Автор книги: Николай Лейкин
Жанр: Юмор: прочее, Юмор
Возрастные ограничения: +16
сообщить о неприемлемом содержимом
Текущая страница: 20 (всего у книги 21 страниц)
XXXI
Поезд, на котором ехали Котомцевы и Миша Подседов с невестой, прибыл в Гусятниково в восемь часов вечера. Миша известил отца телеграммой, что они едут. На станцию были высланы двое саней и ломовая подвода для багажа. Работники Подседовых, сидевшие на козлах, знали, что повезут хозяйскую невесту, и поздравляли «с начатием дела». Начальник станции и помощник его, знавшие Котомцевых и Дашу по печальным спектаклям в Гусятникове, тоже поздравляли. Сани двинулись по темным улицам посада, занесенным снегом. Сытые лошади бежали бойко. Стоял изрядный мороз. Полозья скрипели по скованному морозом снегу. На поворотах сани раскатывались. Котомцев, сидя рядом с женой, был в ватном осеннем пальто без мехового воротника и кутался в накинутый сверху плед. Котомцева тоже была без зимней одежды, и голова и плечи ее были покрыты и пуховым платком, и пледом. Даша ехала с Мишей Подседовым и была в новом лисьем пальто, опушенном куницей, – подарок жениха. Миша держал ее за талию и прижимался к ней.

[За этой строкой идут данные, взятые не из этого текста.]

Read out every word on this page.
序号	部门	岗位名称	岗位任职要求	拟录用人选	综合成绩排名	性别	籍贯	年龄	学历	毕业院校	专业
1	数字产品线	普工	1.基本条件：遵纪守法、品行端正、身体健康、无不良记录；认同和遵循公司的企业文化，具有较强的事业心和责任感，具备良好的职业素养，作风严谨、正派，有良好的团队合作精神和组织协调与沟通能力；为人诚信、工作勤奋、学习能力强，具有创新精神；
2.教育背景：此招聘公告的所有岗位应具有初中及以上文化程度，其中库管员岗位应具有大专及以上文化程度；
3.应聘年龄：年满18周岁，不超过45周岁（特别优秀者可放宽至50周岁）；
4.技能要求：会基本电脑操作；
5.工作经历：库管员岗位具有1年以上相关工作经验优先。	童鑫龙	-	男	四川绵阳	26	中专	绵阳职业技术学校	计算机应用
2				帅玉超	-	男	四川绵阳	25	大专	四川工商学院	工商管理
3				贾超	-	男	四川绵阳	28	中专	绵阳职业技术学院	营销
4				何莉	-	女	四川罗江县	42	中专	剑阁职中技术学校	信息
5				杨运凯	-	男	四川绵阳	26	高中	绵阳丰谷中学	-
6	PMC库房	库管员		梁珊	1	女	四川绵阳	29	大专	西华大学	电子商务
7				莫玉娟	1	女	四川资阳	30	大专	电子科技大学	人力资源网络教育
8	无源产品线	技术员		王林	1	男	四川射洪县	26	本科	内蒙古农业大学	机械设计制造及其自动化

– Еще два поворота – и мы дома, – шептал он.
Вскоре сани въехали во двор и подкатили к крыльцу. Приезжих уже ждали. На крыльцо выскочила баба со свечкой, заслоняя ее от ветра рукой, улыбалась, кланялась и говорила: «Пожалуйте, пожалуйте». Работники соскочили с козел и стали высаживать приезжих. Приезжие поднялись по ступенькам и вошли в сени. В сенях их встретила мать Миши Подседова. Это была коротенькая, не старая еще, но сильно расплывшаяся в толщину женщина в серой байковой блузе и в темном шелковом платке, накинутом на голову и завязанном под подбородком. Миша бросился к матери, расцеловался с ней и, указывая на Дашу, сказал:
– Вот, маменька, невеста. Прошу любить и жаловать.
Мать Миши заключила ее в свои объятия и прослезилась.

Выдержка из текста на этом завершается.